2. God The Son: Olson doesn’t say much about the second person of the Trinity, often referred to as Jesus, or “God the Son.” He skips over that one, perhaps assuming that it’s obvious we should refer to this part of God using exclusively male language.
And yet…the second person of the Trinity is not only the historical person of Jesus. The second person of the Trinity is the glorified Christ, including Christ’s body, God’s embodied Wisdom, and “the least of these,” in whom Christ is present.
I have no problem with talking about Jesus as a “he,” since that seemed to be the historical Jesus’s preferred identity (though the idea that Jesus’s “biological” sex fit easily in our male/female binary system has been challenged by queer theologians–a thought for another day).
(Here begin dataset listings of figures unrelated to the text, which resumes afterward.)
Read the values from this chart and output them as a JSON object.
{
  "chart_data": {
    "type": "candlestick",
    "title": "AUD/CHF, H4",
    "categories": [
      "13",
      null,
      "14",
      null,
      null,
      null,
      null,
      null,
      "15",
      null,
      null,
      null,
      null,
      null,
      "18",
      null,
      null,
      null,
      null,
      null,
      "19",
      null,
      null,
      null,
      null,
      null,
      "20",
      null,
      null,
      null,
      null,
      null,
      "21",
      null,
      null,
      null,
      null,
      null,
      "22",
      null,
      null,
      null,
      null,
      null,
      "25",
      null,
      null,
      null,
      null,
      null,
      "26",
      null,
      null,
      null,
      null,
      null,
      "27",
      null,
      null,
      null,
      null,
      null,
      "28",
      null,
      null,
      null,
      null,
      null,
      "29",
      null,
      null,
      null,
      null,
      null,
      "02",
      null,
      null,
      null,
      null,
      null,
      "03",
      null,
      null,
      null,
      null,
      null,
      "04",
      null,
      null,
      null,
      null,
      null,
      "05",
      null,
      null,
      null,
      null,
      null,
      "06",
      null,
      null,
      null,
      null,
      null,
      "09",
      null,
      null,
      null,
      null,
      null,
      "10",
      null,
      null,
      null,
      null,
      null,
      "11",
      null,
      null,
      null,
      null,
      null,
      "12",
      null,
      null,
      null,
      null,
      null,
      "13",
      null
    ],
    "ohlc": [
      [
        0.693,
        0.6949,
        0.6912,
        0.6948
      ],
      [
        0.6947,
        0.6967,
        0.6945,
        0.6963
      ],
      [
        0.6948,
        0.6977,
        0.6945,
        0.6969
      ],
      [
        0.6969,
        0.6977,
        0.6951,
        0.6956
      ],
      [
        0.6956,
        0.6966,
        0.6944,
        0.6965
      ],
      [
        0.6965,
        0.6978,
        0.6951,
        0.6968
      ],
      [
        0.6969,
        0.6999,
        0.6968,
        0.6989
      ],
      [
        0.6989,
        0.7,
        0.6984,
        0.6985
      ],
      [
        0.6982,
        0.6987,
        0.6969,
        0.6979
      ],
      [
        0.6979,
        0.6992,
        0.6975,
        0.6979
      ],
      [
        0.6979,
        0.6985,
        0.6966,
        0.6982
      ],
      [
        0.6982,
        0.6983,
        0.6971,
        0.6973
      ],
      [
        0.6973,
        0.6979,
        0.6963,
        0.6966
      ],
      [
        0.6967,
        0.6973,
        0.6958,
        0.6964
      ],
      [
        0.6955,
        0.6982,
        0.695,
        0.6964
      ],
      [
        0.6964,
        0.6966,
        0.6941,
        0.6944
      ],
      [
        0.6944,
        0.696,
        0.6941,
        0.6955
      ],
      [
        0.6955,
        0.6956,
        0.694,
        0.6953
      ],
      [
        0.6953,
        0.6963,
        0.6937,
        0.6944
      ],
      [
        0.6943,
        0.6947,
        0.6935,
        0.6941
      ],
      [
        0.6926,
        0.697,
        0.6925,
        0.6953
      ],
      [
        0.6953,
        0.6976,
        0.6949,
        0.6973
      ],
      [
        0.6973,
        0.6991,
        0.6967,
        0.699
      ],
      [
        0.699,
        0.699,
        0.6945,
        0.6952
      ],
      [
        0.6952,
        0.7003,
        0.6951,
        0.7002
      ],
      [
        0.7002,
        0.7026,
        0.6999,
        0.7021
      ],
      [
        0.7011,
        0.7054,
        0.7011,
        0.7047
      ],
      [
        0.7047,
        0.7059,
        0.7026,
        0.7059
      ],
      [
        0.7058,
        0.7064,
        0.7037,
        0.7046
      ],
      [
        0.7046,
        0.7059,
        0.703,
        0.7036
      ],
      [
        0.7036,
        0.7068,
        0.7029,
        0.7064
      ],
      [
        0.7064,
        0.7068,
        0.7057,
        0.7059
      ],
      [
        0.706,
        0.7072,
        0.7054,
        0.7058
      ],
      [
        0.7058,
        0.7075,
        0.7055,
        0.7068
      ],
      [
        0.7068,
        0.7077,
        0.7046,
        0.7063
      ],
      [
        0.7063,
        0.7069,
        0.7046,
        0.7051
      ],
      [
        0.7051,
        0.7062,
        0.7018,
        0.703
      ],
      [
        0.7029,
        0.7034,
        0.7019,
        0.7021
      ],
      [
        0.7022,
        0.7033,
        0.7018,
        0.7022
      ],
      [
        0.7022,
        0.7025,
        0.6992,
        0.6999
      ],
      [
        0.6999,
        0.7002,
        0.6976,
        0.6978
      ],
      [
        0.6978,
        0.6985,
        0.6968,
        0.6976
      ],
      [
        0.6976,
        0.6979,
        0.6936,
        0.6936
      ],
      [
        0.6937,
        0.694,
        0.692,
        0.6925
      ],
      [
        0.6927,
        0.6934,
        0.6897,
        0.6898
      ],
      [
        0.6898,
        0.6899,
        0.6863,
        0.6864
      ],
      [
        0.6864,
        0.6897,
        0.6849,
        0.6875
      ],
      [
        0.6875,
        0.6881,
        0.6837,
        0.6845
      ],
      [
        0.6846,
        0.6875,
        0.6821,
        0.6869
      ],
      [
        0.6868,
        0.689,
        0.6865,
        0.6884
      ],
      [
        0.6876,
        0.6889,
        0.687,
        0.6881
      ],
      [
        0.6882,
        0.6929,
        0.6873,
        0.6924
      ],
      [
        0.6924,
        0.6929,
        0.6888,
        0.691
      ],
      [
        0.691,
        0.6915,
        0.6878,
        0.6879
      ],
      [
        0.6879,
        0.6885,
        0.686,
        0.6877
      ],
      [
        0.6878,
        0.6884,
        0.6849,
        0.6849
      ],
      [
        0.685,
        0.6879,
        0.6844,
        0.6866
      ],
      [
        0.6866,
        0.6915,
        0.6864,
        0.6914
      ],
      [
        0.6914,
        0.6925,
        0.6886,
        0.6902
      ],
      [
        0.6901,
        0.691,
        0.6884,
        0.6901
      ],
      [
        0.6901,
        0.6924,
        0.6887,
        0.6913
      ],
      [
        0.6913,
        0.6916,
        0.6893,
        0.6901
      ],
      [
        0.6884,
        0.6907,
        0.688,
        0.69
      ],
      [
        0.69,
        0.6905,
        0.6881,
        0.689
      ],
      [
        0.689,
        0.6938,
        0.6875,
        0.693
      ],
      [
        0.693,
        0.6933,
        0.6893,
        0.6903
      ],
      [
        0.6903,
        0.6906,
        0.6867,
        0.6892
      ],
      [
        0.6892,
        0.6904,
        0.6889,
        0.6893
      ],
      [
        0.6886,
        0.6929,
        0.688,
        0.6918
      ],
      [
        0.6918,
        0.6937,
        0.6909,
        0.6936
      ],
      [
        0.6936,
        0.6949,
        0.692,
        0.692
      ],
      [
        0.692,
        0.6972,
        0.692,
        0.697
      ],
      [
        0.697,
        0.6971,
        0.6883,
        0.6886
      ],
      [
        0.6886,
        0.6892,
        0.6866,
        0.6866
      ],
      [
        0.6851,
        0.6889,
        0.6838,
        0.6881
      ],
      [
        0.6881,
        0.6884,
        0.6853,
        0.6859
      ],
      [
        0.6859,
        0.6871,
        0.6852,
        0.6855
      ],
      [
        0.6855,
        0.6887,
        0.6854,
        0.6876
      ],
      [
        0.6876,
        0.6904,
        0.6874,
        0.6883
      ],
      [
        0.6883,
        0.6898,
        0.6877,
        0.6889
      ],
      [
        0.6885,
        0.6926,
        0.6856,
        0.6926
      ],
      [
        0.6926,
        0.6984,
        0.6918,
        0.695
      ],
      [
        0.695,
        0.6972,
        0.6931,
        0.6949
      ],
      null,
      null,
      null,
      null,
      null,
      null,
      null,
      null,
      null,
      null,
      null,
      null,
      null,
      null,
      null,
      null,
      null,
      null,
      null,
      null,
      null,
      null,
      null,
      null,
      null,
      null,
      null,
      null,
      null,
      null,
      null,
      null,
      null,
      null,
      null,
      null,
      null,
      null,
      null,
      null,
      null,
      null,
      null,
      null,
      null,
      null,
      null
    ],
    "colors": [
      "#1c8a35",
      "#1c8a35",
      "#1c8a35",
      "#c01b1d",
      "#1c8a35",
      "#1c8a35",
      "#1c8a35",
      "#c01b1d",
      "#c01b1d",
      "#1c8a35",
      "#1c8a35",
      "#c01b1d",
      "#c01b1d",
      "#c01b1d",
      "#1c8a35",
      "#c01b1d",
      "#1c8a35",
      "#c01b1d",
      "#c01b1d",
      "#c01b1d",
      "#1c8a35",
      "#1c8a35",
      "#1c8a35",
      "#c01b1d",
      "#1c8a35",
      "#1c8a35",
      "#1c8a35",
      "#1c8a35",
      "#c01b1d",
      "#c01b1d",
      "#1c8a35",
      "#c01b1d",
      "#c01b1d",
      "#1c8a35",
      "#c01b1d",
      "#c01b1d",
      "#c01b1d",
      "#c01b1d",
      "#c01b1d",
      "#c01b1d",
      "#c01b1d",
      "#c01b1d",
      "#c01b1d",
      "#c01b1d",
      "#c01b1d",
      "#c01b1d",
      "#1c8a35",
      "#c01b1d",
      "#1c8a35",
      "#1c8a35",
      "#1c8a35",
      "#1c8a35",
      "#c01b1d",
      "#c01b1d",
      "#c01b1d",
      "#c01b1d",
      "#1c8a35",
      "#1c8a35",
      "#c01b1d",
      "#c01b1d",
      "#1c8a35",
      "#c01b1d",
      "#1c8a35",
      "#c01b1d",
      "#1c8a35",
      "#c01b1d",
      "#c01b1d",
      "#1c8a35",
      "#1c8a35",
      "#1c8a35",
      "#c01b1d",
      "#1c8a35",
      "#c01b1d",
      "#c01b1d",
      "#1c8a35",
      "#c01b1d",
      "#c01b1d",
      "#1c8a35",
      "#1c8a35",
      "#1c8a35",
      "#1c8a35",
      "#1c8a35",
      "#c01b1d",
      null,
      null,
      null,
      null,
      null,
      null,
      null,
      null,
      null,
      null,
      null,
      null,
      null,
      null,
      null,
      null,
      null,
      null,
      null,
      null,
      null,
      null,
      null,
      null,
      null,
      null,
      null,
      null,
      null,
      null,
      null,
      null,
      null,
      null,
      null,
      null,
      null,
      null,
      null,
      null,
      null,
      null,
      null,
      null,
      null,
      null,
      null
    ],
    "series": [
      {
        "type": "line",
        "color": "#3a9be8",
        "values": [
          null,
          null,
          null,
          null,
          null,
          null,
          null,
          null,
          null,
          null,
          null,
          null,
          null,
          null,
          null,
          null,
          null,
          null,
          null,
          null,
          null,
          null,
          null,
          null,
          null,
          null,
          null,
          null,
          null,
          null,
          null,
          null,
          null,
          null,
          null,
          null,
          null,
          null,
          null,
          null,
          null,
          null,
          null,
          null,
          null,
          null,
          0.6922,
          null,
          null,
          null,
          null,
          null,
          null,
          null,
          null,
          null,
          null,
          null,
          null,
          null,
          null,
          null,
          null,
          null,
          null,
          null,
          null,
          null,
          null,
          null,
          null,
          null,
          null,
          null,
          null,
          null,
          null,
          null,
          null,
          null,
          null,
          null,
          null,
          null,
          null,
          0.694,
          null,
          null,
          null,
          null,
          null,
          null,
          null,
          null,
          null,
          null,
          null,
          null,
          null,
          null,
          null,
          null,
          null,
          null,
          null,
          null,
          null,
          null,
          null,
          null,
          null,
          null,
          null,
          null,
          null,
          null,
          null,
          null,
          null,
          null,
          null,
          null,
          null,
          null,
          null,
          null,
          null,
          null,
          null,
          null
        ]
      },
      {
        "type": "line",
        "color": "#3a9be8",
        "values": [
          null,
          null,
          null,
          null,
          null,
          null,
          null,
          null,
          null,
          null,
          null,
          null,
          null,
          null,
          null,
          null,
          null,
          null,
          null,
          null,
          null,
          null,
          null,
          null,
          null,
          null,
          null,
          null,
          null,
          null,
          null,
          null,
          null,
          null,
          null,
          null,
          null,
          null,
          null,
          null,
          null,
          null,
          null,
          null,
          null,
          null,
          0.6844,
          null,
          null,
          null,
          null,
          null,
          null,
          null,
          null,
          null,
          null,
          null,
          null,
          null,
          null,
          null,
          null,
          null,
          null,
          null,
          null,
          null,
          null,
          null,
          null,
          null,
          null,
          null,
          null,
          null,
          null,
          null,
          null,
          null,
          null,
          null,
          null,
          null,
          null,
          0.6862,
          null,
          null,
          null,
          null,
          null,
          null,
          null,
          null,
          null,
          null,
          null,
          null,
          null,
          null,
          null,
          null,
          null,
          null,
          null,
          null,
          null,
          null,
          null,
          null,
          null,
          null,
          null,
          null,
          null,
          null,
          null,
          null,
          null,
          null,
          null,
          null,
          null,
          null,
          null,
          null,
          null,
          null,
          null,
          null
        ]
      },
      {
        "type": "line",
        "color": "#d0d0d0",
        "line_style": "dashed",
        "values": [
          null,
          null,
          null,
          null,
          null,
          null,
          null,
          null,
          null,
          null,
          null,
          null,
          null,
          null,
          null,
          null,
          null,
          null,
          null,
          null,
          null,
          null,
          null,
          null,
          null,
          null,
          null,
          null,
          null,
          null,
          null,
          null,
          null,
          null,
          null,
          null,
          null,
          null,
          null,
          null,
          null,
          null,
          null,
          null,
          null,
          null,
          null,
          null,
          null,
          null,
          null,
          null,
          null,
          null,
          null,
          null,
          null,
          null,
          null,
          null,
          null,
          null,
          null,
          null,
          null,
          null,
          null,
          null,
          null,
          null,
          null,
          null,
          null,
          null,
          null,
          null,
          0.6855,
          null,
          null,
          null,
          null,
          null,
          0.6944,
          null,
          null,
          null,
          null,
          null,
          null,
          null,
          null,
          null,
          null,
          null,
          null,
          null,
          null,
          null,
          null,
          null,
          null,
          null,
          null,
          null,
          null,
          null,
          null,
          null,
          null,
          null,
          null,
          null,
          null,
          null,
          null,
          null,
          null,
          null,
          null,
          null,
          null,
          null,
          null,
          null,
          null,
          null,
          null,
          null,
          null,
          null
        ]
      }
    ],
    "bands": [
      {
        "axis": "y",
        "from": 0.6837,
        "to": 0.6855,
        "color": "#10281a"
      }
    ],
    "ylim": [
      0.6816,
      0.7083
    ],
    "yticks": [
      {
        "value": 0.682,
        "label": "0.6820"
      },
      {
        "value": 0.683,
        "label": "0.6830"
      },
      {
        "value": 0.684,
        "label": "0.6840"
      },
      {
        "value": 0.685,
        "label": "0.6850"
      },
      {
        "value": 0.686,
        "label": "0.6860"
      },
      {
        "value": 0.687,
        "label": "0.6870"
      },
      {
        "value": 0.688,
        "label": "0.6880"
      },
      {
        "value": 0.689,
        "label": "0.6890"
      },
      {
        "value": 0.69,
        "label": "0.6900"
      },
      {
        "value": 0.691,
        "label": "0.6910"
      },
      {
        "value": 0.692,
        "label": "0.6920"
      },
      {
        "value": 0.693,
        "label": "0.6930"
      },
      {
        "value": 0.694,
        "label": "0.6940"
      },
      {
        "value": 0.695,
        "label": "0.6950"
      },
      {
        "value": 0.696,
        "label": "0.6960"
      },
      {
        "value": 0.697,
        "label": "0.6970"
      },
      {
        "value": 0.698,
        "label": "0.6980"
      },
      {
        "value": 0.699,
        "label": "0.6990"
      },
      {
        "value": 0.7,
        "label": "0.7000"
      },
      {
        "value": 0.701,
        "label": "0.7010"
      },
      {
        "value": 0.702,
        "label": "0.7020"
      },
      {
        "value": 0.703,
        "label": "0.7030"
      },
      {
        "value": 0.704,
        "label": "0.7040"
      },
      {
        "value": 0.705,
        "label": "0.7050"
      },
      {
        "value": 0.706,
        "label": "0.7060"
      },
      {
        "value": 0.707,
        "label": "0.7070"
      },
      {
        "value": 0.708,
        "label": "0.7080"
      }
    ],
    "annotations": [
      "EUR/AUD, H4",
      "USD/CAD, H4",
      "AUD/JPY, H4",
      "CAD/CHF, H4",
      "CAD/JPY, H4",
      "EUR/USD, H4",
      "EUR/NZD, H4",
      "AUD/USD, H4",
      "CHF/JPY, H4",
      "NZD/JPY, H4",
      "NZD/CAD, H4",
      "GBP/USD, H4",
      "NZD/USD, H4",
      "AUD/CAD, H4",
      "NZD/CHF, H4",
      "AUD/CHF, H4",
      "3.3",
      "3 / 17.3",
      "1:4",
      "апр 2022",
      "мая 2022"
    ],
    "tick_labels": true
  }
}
Yet Christ’s body is not exclusively male.
Christ’s body is the church, which contains people of all genders and sexes.
Christ is, in fact, especially present in “the least of these:” those who have been oppressed and marginalized by society. Women and people whose genders are considered “queer” are especially marginalized in nearly every area of society, therefore it would not be wrong to address Christ using any pronoun from “Her” to “Hir.”
Christ is also the “Word of God made flesh,” which is expressed in Scripture as Jesus–the Logos of God–but also as the feminine wisdom figure Sophia.
Olson is wrong to skip over the second person of the Trinity as if the question of “appropriate gendered imagery” for Christ is not even on the table.
3. God The Spirit: The third person of the Trinity, or “God the Spirit,” is the only person of the Trinity that Olson permits us refer to as Mother (one out of three…hey, I guess it could be worse).
Gee, thanks Roger Olson, for letting us women have the person of the Trinity that much of evangelicalism tends to completely ignore.
Not only is The Spirit the most easily ignored person of the Trinity, She is also the most disembodied.
While God “the Father” and God “the Son” are frequently depicted as bearded men, when’s the last time you saw a picture of the Spirit depicted as an embodied woman?
They exist, certainly, but most images depict the Spirit as either a dove or a small flame.
On one hand, perhaps Olson’s suggestion that the Spirit be a Mother to us can be an improvement, allowing us to revisit the Spirit of God and see her in fresh new ways. On the other, it feels like Olson is throwing feminist theologians a few leftover scraps to shut us up.
I do not wish to continue the trend of devaluing the Spirit.
But I am also not satisfied with only being “allowed” to call the Spirit–the part of God that no one ever even talks about–my Mother.
I am especially dissatisfied when I consider Olson’s reasoning for calling the Spirit our Mother.
Again, Olson reduces mothering to the act of giving birth, and perhaps the act of nurturing, allowing her only traditional female gender roles.
When we limit women’s imagery for God to one little, sadly neglected box, we also limit Christian women (not to mention completely ignoring those whose genders are neither male nor female).
My God has many names, many genders, many pronouns.
My G0d is Creator-Protector-Provider: He molds us like a potter with clay. Ze defends us as a fierce bear defends hir cubs. She feeds us as a lioness returning from her hunt.
My God is God’s Word embodied in human flesh: He is Jesus, the word of God. She is Wisdom, crying in the streets. They are the astounding diverse body of Christ, neither male nor female.
My God is Spirit: Xe is a rushing wind, a flame of fire. She is an empowering protest song, telling the Empires of the World, “You Don’t Own Me.” It is a strong tower, a rock that holds me up in times of trouble.
I am human, so it is inevitable that I will try to fit God into my own boxes, but my God resists, and calls me to do the same.
*Interestingly, Scripture does say that we are made alive by God’s breath, so I am not sure why Olson is so eager to distance human-kind from the “substance” of God.